Smart Ways to Transfer a Business


My fianc?e and I are taking over his mother's hair salon. The hair salon is set up as an S-corporation. What is the simplest way to transfer the company to us? Will there be any fees or penalties incurred in the transfer? —J.R., Palm Harbor, Fla.

There are several different ways you could structure this transaction, but the simplest one may not turn out to be best for everyone involved. Your tax bracket and those of your fiancée and his mother, as well as her total wealth and the salon's value, are details that will influence your strategy as you jointly make the decision based on guidance from your accountant, attorney, or both. The method you choose will determine what fees and other costs will be associated with this transaction. Having a professional shepherd the process should insure that all parties comply with filing and regulatory requirements, so that no penalties are incurred.

In terms of keeping the documentation simple, the easiest thing would be for you and your fiancée to enter into a purchase and sale agreement for either the S-corporation stock or its assets, says Julia Caputo Stift, an attorney at the Los Angeles law firm of Nossaman, Guthner, Knox & Elliott. Other possibilities include having the current owner transfer the business to her son as a gift, or convert it from an S-corp to a limited partnership or limited liability company before or during the transfer.

CONSIDER YOUR GOALS. All three of you will need to think about your goals for this transaction, Stift says, so that a professional can help most effectively with the business agreement between you, your fiancée, and your future mother-in-law. You will all want to minimize your current and future state and federal income tax consequences, of course.

But you and your fiancée will also want to protect yourselves from liability and permit the smooth operation of your new business. Some additional issues you'll need to consider include how much—if anything—you and your fiancée will be paying your mother-in-law, for how long, and the current assets and liabilities of the salon.

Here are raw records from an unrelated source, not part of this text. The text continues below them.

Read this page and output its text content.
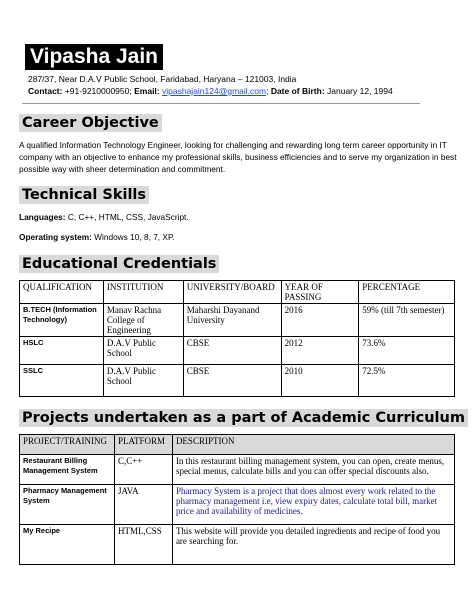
Vipasha Jain
287/37, Near D.A.V Public School, Faridabad, Haryana – 121003, India
Contact: +91-9210000950; Email: vipashajain124@gmail.com; Date of Birth: January 12, 1994
Career Objective
A qualified Information Technology Engineer, looking for challenging and rewarding long term career opportunity in IT company with an objective to enhance my professional skills, business efficiencies and to serve my organization in best possible way with sheer determination and commitment.
Technical Skills
Languages: C, C++, HTML, CSS, JavaScript.
Operating system: Windows 10, 8, 7, XP.
Educational Credentials
QUALIFICATION	INSTITUTION	UNIVERSITY/BOARD	YEAR OF PASSING	PERCENTAGE
B.TECH (Information Technology)	Manav Rachna College of Engineering	Maharshi Dayanand University	2016	59% (till 7th semester)
HSLC	D.A.V Public School	CBSE	2012	73.6%
SSLC	D.A.V Public School	CBSE	2010	72.5%
Projects undertaken as a part of Academic Curriculum
PROJECT/TRAINING	PLATFORM	DESCRIPTION
Restaurant Billing Management System	C,C++	In this restaurant billing management system, you can open, create menus, special menus, calculate bills and you can offer special discounts also.
Pharmacy Management System	JAVA	Pharmacy System is a project that does almost every work related to the pharmacy management i.e, view expiry dates, calculate total bill, market price and availability of medicines.
My Recipe	HTML,CSS	This website will provide you detailed ingredients and recipe of food you are searching for.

"Whether you are paying for the business upfront, taking out a loan from a lender, or paying your mother-in-law for the business over a period of years will impact the documentation requirements and tax consequences," Stift notes. "Whether liabilities of the business can be transferred and to what extent their transfer will constitute payment for the hair salon must also be evaluated. The transferability of assets, such as leases or real property held by the business, also can impact the most desirable transaction structure."

ASK AN ATTORNEY. You should know that the most advantageous transaction structure for you and your fiancée may not be the same as the most advantageous transaction structure for your future mother-in-law, so some compromise may become inevitable. This is another issue you'll need to go over with your attorney, who may determine that based upon your relationships you're all capable of giving informed, written consent for him or her to represent all of you in documenting your goals. Some attorneys, however, might feel that they cannot ethically represent all three of you if you have different goals for this transaction.

Brian Liu, co-founder and CEO for LegalZoom.com, an online legal document service, says that you should not have difficulty finding an attorney who can handle this job. Ask other entrepreneurs for referrals to local business attorneys or check out online sites such as www.casepost.com or www.handelonthelaw.com.

"It doesn't need to be too expensive," Liu says. "A stock sale can be a fairly simple transaction between interested parties and the underlying paperwork does not have to be laborious or complex." Good luck!